As the summer rains in Florida create breeding grounds for mosquitos and other arthropods, the public should remain aware of the potential danger of diseases transmitted by arthropods.
Arboviral diseases are viruses that are arthropod-borne, and are maintained in nature by transmission from one host to the next by arthropods such as mosquitos and ticks that feed on blood http://www.cdc.gov/ncidod/dvbid/Arbor/index.htm . Encephalitis diseases are important diseases of humans and domesticated animals, and are often compatible with a variety of hosts and transmitted by a variety of blood feeding arthropods.
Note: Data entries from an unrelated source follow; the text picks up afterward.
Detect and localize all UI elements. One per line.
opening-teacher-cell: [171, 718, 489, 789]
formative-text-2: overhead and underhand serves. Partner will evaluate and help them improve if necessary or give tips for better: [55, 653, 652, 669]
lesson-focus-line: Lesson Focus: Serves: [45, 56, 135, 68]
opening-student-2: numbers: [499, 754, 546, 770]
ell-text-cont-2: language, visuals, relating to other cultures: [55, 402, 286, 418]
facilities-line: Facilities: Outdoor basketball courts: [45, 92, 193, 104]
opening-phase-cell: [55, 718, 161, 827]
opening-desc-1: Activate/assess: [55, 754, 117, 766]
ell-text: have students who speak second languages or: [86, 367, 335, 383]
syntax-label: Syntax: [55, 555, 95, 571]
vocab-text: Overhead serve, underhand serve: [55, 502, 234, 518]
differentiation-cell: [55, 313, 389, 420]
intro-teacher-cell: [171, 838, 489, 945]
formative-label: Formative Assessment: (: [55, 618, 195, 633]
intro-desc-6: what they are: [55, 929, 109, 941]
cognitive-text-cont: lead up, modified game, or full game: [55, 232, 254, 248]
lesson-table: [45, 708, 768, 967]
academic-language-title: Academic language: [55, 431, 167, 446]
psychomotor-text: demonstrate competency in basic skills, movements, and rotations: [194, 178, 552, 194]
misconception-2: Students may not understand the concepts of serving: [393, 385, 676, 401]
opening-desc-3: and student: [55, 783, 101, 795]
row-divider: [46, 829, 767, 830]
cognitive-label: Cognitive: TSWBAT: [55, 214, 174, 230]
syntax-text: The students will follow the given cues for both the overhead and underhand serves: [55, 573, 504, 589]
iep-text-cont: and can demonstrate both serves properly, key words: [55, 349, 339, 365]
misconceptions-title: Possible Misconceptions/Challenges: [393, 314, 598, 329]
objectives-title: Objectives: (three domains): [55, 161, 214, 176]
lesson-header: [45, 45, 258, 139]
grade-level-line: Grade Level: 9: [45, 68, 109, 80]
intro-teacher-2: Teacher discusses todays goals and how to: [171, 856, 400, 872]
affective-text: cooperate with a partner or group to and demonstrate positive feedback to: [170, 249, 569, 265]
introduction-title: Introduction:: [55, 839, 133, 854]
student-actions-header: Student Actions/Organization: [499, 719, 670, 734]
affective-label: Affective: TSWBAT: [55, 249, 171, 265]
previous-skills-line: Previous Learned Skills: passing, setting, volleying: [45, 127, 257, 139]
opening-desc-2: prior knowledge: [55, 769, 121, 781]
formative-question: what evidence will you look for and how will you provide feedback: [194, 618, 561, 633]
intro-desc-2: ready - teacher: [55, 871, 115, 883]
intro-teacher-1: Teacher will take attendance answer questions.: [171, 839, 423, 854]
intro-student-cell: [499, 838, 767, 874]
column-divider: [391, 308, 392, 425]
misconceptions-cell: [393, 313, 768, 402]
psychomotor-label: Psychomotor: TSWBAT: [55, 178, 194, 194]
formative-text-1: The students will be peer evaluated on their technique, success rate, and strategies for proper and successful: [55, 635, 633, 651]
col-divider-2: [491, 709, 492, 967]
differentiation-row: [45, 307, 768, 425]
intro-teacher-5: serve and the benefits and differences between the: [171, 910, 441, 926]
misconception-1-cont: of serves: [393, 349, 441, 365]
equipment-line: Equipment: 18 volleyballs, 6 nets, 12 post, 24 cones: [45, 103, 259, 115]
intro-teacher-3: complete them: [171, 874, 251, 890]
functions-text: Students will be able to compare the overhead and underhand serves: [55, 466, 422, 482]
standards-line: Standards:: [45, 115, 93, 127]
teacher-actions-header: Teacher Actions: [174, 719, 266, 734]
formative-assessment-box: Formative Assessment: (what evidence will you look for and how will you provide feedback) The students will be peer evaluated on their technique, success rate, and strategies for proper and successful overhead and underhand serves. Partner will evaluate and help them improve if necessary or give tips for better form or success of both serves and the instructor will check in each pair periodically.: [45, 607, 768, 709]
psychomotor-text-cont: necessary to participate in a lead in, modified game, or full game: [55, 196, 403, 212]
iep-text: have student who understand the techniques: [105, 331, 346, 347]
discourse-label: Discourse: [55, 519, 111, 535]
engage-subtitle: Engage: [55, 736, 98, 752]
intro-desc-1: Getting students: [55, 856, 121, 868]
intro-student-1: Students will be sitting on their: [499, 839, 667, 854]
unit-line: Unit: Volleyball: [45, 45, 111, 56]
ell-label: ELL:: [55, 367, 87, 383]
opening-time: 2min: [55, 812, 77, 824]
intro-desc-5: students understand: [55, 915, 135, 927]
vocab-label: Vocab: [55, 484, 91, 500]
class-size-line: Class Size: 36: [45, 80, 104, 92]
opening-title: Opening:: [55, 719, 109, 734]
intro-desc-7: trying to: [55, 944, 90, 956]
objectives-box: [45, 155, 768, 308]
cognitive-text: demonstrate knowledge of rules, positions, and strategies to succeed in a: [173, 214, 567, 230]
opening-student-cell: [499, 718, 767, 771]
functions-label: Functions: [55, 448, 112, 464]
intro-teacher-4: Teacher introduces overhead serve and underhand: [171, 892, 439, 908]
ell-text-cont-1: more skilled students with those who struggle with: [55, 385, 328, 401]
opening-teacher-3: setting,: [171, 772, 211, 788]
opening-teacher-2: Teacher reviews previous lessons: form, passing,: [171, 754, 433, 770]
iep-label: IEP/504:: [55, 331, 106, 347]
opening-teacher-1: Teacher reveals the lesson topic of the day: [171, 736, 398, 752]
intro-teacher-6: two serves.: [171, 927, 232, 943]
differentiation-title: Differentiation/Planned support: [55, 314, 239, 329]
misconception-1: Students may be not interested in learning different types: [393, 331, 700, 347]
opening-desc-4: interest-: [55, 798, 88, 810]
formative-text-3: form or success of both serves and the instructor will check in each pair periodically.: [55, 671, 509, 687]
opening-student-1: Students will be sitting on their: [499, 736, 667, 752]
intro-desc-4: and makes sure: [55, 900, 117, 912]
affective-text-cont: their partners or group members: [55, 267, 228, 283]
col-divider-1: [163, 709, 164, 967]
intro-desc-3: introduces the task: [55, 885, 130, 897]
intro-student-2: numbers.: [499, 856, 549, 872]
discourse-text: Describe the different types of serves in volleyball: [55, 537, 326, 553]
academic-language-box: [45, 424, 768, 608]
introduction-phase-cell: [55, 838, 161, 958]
You can track the most up to date cases of these diseases in the United States with maps provided by USGS http://diseasemaps.usgs.gov/index.html . This EDIS publication describes some of the important mosquito pests that are responsible for arboviral disease transmission http://edis.ifas.ufl.edu/in851 . There are also floodwater mosquitos and standing-water mosquitos as described in this EDIS publication: http://edis.ifas.ufl.edu/in535 .
Whether you are planning to go hiking, horseback riding, or simply backyard gardening during the rainy summer and hurricane season here in Florida, remember to regularly check the USGS disease maps for arboviral disease cases and go out with full clothing cover and insect repellant.
The Florida Department of Health Weekly Arbovirus Reports are available at: http://www.doh.state.fl.us/Environment/medicine/arboviral/Weekly-Summary.html
According to the latest report (June 8, 2013 http://www.doh.state.fl.us/Environment/medicine/arboviral/Weekly-Summary.html ), no locally acquired cases of dengue have occurred in 2013. Forty cases of imported dengue and twenty-one cases of imported Malaria have occurred. Two human cases of Eastern Equine Encephalitis have occurred.